For employees there will be no change to the terms of the Coronavirus Job Support Scheme which will remain available until the end of September 2021 across the UK. As businesses reopen the government will ask employers to contribute, from July there will be a 10% contribution and then 20% through August and September.
There will be no employer contributions beyond National Insurance contributions (NICs) and pensions required in April, May and June. From July, the government will introduce an employer contribution towards the cost of unworked hours of 10% in July, 20% in August and 20% in September, as the economy reopens.
Furloughed jobs rose from 4 million at the end of December to 4.7 million at the end of January. Since March 2020, the Coronavirus Job Retention Scheme has supported the wages of 11.2 million people.
Kate Palmer, HR advice and consultancy director at Peninsula, said: ‘As the government plans to relax lockdown restrictions, hopefully for the last time, it has remained clear that the pandemic’s ongoing impact on businesses is far from over.
‘A significant aspect of today’s Budget is the extension of the furlough scheme, something that has provided a lifeline to businesses across the country since it was originally put in place in March 2020. The news that it is going on until the end of September will undoubtedly be extremely welcome to many employers, especially those that are still not expecting to open until at least June, such as nightclubs.
‘If all goes to plan, this means that the furlough scheme will remain an option for employers for a few months after restrictions are expected to be lifted entirely on 21 June, which will hopefully help them to slowly bounce back from the major disruption they may have seen.’

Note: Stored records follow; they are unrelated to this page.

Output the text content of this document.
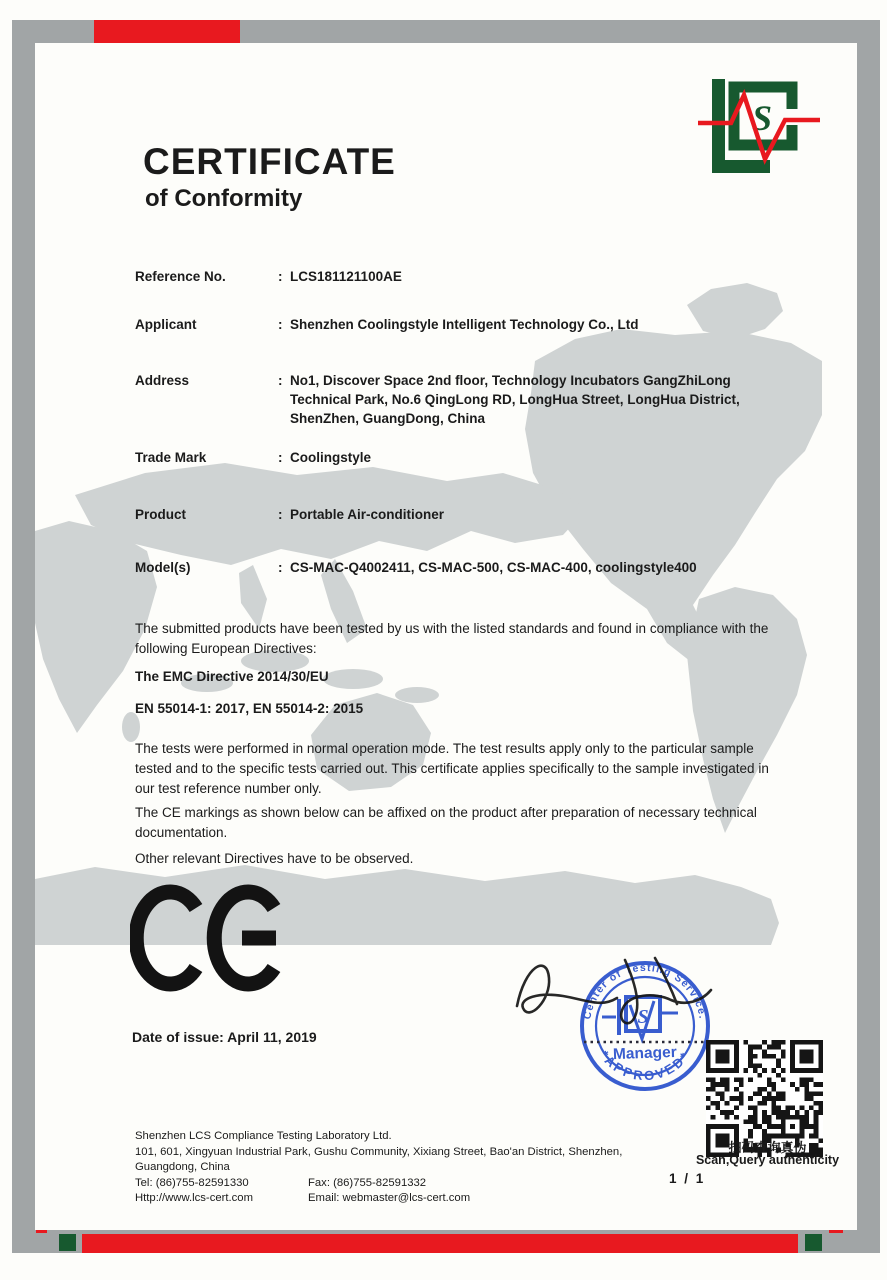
S
CERTIFICATE
of Conformity
Reference No.	: LCS181121100AE
Applicant	: Shenzhen Coolingstyle Intelligent Technology Co., Ltd
Address	: No1, Discover Space 2nd floor, Technology Incubators GangZhiLong Technical Park, No.6 QingLong RD, LongHua Street, LongHua District, ShenZhen, GuangDong, China
Trade Mark	: Coolingstyle
Product	: Portable Air-conditioner
Model(s)	: CS-MAC-Q4002411, CS-MAC-500, CS-MAC-400, coolingstyle400

The submitted products have been tested by us with the listed standards and found in compliance with the following European Directives:

The EMC Directive 2014/30/EU

EN 55014-1: 2017, EN 55014-2: 2015

The tests were performed in normal operation mode. The test results apply only to the particular sample tested and to the specific tests carried out. This certificate applies specifically to the sample investigated in our test reference number only.

The CE markings as shown below can be affixed on the product after preparation of necessary technical documentation.

Other relevant Directives have to be observed.

Date of issue: April 11, 2019
Center of Testing Service.
*APPROVED*
S
Manager
扫码查询真伪
Scan,Query authenticity
Shenzhen LCS Compliance Testing Laboratory Ltd.
101, 601, Xingyuan Industrial Park, Gushu Community, Xixiang Street, Bao'an District, Shenzhen,
Guangdong, China
Tel: (86)755-82591330	Fax: (86)755-82591332
Http://www.lcs-cert.com	Email: webmaster@lcs-cert.com
1 / 1
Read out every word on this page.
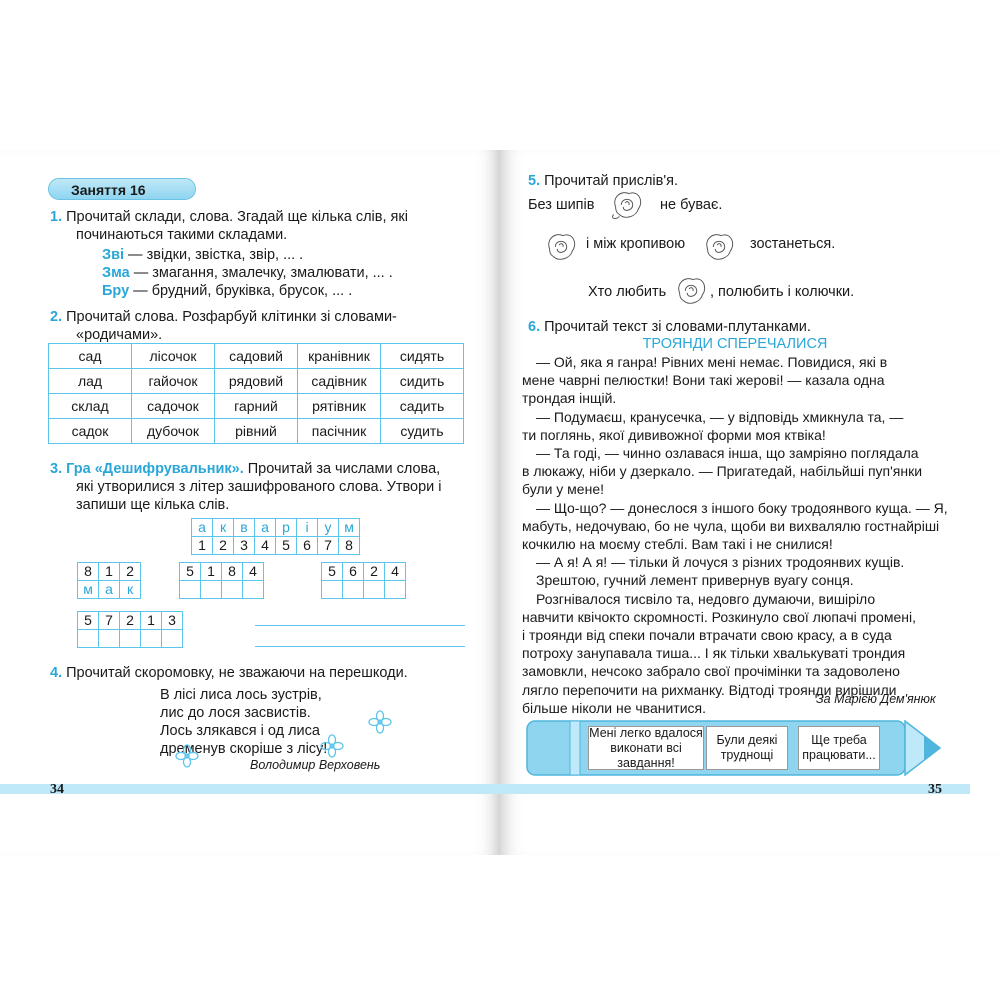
Заняття 16
1. Прочитай склади, слова. Згадай ще кілька слів, які
починаються такими складами.
Зві — звідки, звістка, звір, ... .
Зма — змагання, змалечку, змалювати, ... .
Бру — брудний, бруківка, брусок, ... .
2. Прочитай слова. Розфарбуй клітинки зі словами-
«родичами».
сад	лісочок	садовий	кранівник	сидять
лад	гайочок	рядовий	садівник	сидить
склад	садочок	гарний	рятівник	садить
садок	дубочок	рівний	пасічник	судить
3. Гра «Дешифрувальник». Прочитай за числами слова,
які утворилися з літер зашифрованого слова. Утвори і
запиши ще кілька слів.
а	к	в а р	і	у м
1 2 3 4 5 6 7 8
8 1 2
м а	к
5 1 8 4	5 6 2 4
5 7 2 1 3
4. Прочитай скоромовку, не зважаючи на перешкоди.
В лісі лиса лось зустрів,
лис до лося засвистів.
Лось злякався і од лиса
дременув скоріше з лісу!
Володимир Верховень
34
5. Прочитай прислів'я.
Без шипів	не буває.
і між кропивою	зостанеться.
Хто любить	, полюбить і колючки.
6. Прочитай текст зі словами-плутанками.
ТРОЯНДИ СПЕРЕЧАЛИСЯ
— Ой, яка я ганра! Рівних мені немає. Повидися, які в
мене чаврні пелюстки! Вони такі жерові! — казала одна
трондая інщій.
— Подумаєш, кранусечка, — у відповідь хмикнула та, —
ти поглянь, якої дививожної форми моя ктвіка!
— Та годі, — чинно озлавася інша, що замріяно поглядала
в люкажу, ніби у дзеркало. — Пригатедай, набільйші пуп'янки
були у мене!
— Що-що? — донеслося з іншого боку тродоянвого куща. — Я,
мабуть, недочуваю, бо не чула, щоби ви вихвалялю гостнайріші
кочкилю на моєму стеблі. Вам такі і не снилися!
— А я! А я! — тільки й лочуся з різних тродоянвих кущів.
Зрештою, гучний лемент привернув вуагу сонця.
Розгнівалося тисвіло та, недовго думаючи, вишіріло
навчити квічокто скромності. Розкинуло свої люпачі промені,
і троянди від спеки почали втрачати свою красу, а в суда
потроху занупавала тиша... І як тільки хвалькуваті трондия
замовкли, нечсоко забрало свої прочімінки та задоволено
лягло перепочити на рихманку. Відтоді троянди вирішили
більше ніколи не чванитися.
За Марією Дем'янюк
Мені легко вдалося виконати всі завдання!
Були деякі труднощі
Ще треба працювати...
35
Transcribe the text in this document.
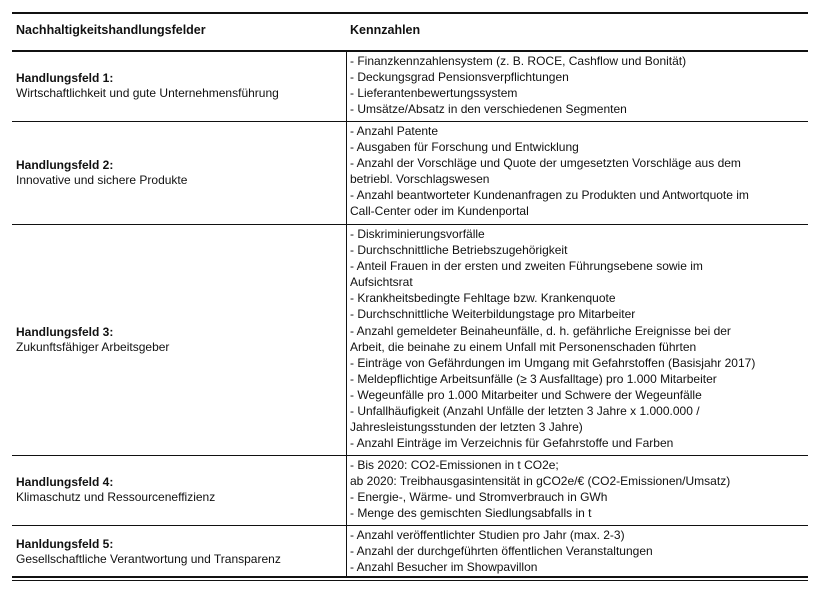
Nachhaltigkeitshandlungsfelder	Kennzahlen
Handlungsfeld 1:
Wirtschaftlichkeit und gute Unternehmensführung
- Finanzkennzahlensystem (z. B. ROCE, Cashflow und Bonität)
- Deckungsgrad Pensionsverpflichtungen
- Lieferantenbewertungssystem
- Umsätze/Absatz in den verschiedenen Segmenten
Handlungsfeld 2:
Innovative und sichere Produkte
- Anzahl Patente
- Ausgaben für Forschung und Entwicklung
- Anzahl der Vorschläge und Quote der umgesetzten Vorschläge aus dem
betriebl. Vorschlagswesen
- Anzahl beantworteter Kundenanfragen zu Produkten und Antwortquote im
Call-Center oder im Kundenportal
Handlungsfeld 3:
Zukunftsfähiger Arbeitsgeber
- Diskriminierungsvorfälle
- Durchschnittliche Betriebszugehörigkeit
- Anteil Frauen in der ersten und zweiten Führungsebene sowie im
Aufsichtsrat
- Krankheitsbedingte Fehltage bzw. Krankenquote
- Durchschnittliche Weiterbildungstage pro Mitarbeiter
- Anzahl gemeldeter Beinaheunfälle, d. h. gefährliche Ereignisse bei der
Arbeit, die beinahe zu einem Unfall mit Personenschaden führten
- Einträge von Gefährdungen im Umgang mit Gefahrstoffen (Basisjahr 2017)
- Meldepflichtige Arbeitsunfälle (≥ 3 Ausfalltage) pro 1.000 Mitarbeiter
- Wegeunfälle pro 1.000 Mitarbeiter und Schwere der Wegeunfälle
- Unfallhäufigkeit (Anzahl Unfälle der letzten 3 Jahre x 1.000.000 /
Jahresleistungsstunden der letzten 3 Jahre)
- Anzahl Einträge im Verzeichnis für Gefahrstoffe und Farben
Handlungsfeld 4:
Klimaschutz und Ressourceneffizienz
- Bis 2020: CO2-Emissionen in t CO2e;
ab 2020: Treibhausgasintensität in gCO2e/€ (CO2-Emissionen/Umsatz)
- Energie-, Wärme- und Stromverbrauch in GWh
- Menge des gemischten Siedlungsabfalls in t
Hanldungsfeld 5:
Gesellschaftliche Verantwortung und Transparenz
- Anzahl veröffentlichter Studien pro Jahr (max. 2-3)
- Anzahl der durchgeführten öffentlichen Veranstaltungen
- Anzahl Besucher im Showpavillon
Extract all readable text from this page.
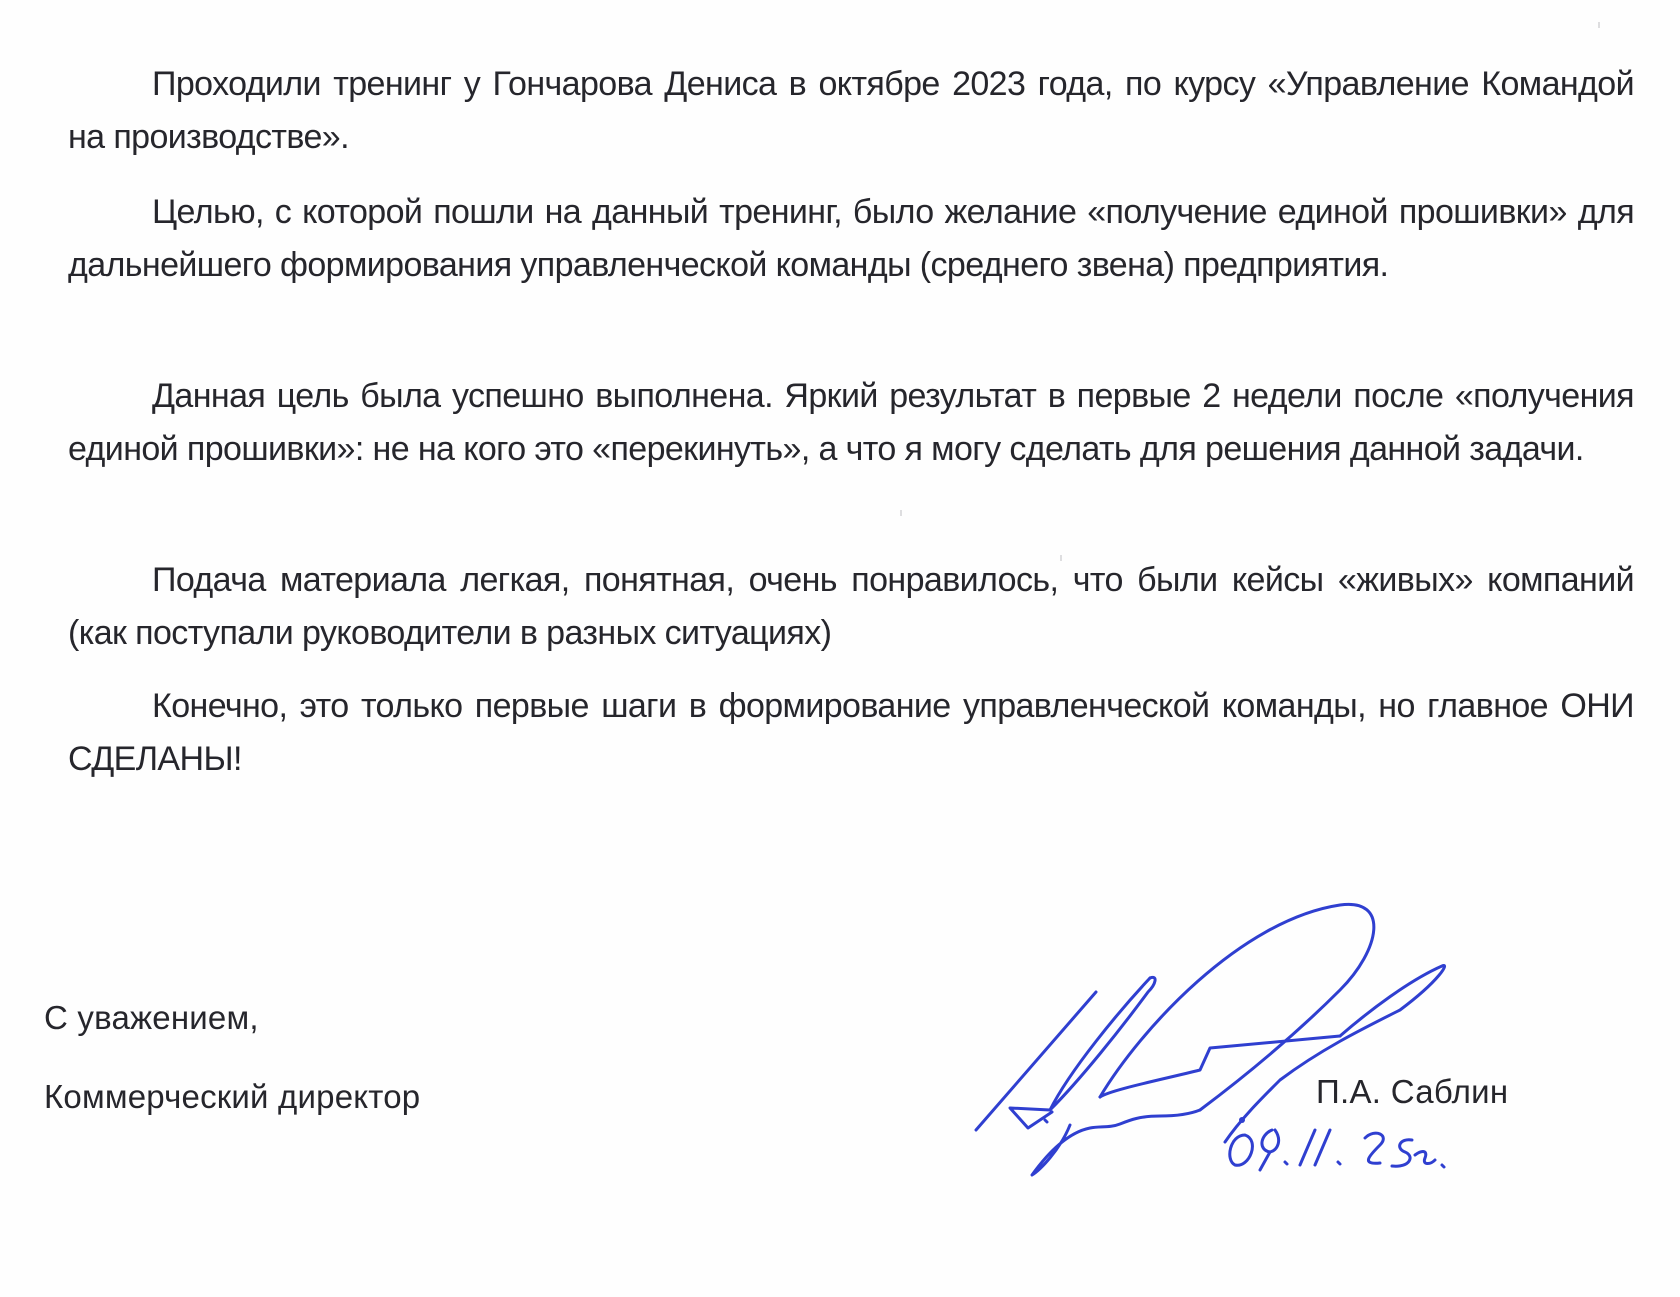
Проходили тренинг у Гончарова Дениса в октябре 2023 года, по курсу «Управление Командой на производстве».

Целью, с которой пошли на данный тренинг, было желание «получение единой прошивки» для дальнейшего формирования управленческой команды (среднего звена) предприятия.

Данная цель была успешно выполнена. Яркий результат в первые 2 недели после «получения единой прошивки»: не на кого это «перекинуть», а что я могу сделать для решения данной задачи.

Подача материала легкая, понятная, очень понравилось, что были кейсы «живых» компаний (как поступали руководители в разных ситуациях)

Конечно, это только первые шаги в формирование управленческой команды, но главное ОНИ СДЕЛАНЫ!

С уважением,
Коммерческий директор	П.А. Саблин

John Harding, head of employment taxes at PwC, said: ‘The government has been at pains to stress that it will support businesses in line with the roadmap out of lockdown, so it comes as no surprise that the furlough scheme has been extended to the end of September. The announced arrangements are similar to those in place last summer when the Chancellor reduced the level of support in anticipation of closing the scheme in October 2020.
‘The extension of the furlough scheme, which has already cost in the region of £54bn since it was first introduced 12 months ago, is likely to set back the Exchequer another £10bn. It will be welcomed by many businesses, particularly in sectors of the economy currently slated as being last on the roadmap to emerge from lockdown, who can now see the light at the end of the tunnel. The scheme has provided a lifeline to more than 1.3m businesses.’